The accusation was leveled against Jesus: “This man receives sinners and eats with them.” (Luke 15:1). What the Pharisees meant by this accusation was that Jesus was eating with those who were identified as public sinners—e.g. tax collectors and harlots. To eat with someone was to demonstrate fellowship with that person. How could Jesus display eating-fellowship with such public sinners, thus apparently condoning their sin? Of course—as Scripture explains that all have sinned—every time Jesus eats with people He is eating with sinners.
As one considers the fifteenth chapter of Luke one realizes that an appropriate title for the entire chapter is Repentance. Thus at the close of His first parable Jesus explains, “Just so, I tell you, there will be more joy in heaven over one sinner who repents than over ninety-nine righteous persons who need no repentance.” Similarly in explaining the parable of the lost coin Jesus summarizes: “Just so, I tell you, there is joy before the angels of God over one sinner who repents.” The remainder of the chapter also deals with repentance, as it concludes with the parable of The Prodigal Son.
So when Jesus “ate with sinners” He was not condoning sin, but He who could read the heart was dining with those whom He knew to be penitent sinners. “The sacrifices of God are a broken spirit;
a broken and contrite heart, O God, you will not despise.” (Ps. 51:17).
Now Jesus, the sin offering for mankind, has given to His Church the ultimate meal relating to repentance and forgiveness—the Sacrament of the Altar. Though we correctly magnify the reality that in this meal sinners are eating the very body and blood of Christ given and shed at the cross for the forgiveness of sins, yet the early church—more so than today—magnified the fact that Christ at this Supper was/is also dining with His people.  Jesus had promised not to eat or drink until there would be fulfillment in the kingdom (Luke 22:16-18). Christ’s death, resurrection and the pouring forth of the Spirit at Pentecost, marked the fulfillment in the kingdom. Now whenever God’s kingdom comes through Holy Communion it is apparent from Jesus’ own words that He is drinking the fruit of the vine and eating the “Passover” with His disciples. He is both the Supper’s host and its food.

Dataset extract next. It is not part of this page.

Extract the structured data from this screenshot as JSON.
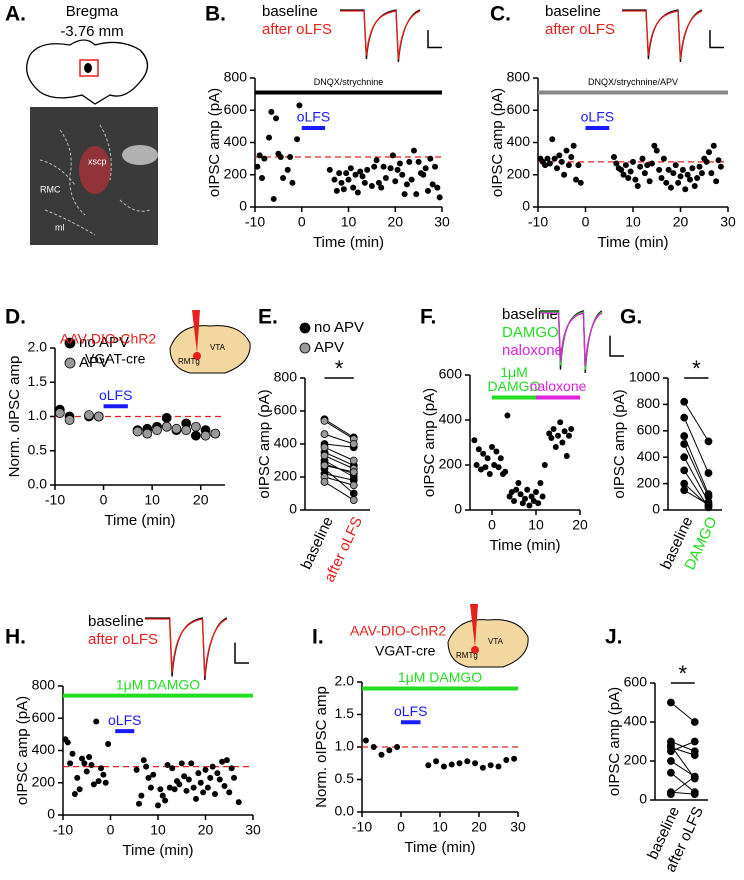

It may seem strange that while Christians eat and drink of Christ’s body and blood in the Lord’s Supper He is there dining with them. Such mysteries in Holy Communion parallel the very mysteries of the person and work of Jesus. Consider that He is both the Priest and the sacrifice, both the Shepherd and the lamb, and both God and man. In His Blessed Sacrament we miraculously yet truly eat the body and blood of the crucified One, and yet the risen One now dines with His people as surely as He did during those forty days after His resurrection. The Sacrament of the Altar stands as a perpetual reminder of these foundational gospel-mysteries. Truly the Lord Jesus gives to us a sort of double fellowship in the Lord’s Supper. Penitents fellowship with Him as they eat His body and blood given and shed at the cross, and they fellowship with Him as He yet chooses to “receive sinners and eat with them.”
 See e.g. O. Cullmann and F.J. Leenhardt, Essays on the Lord’s Supper (London: Lutterworth Press, 1958).
 Hymns often reflect this. E.g. LSB hymns 620 (v. 2) and 639 (v. 2).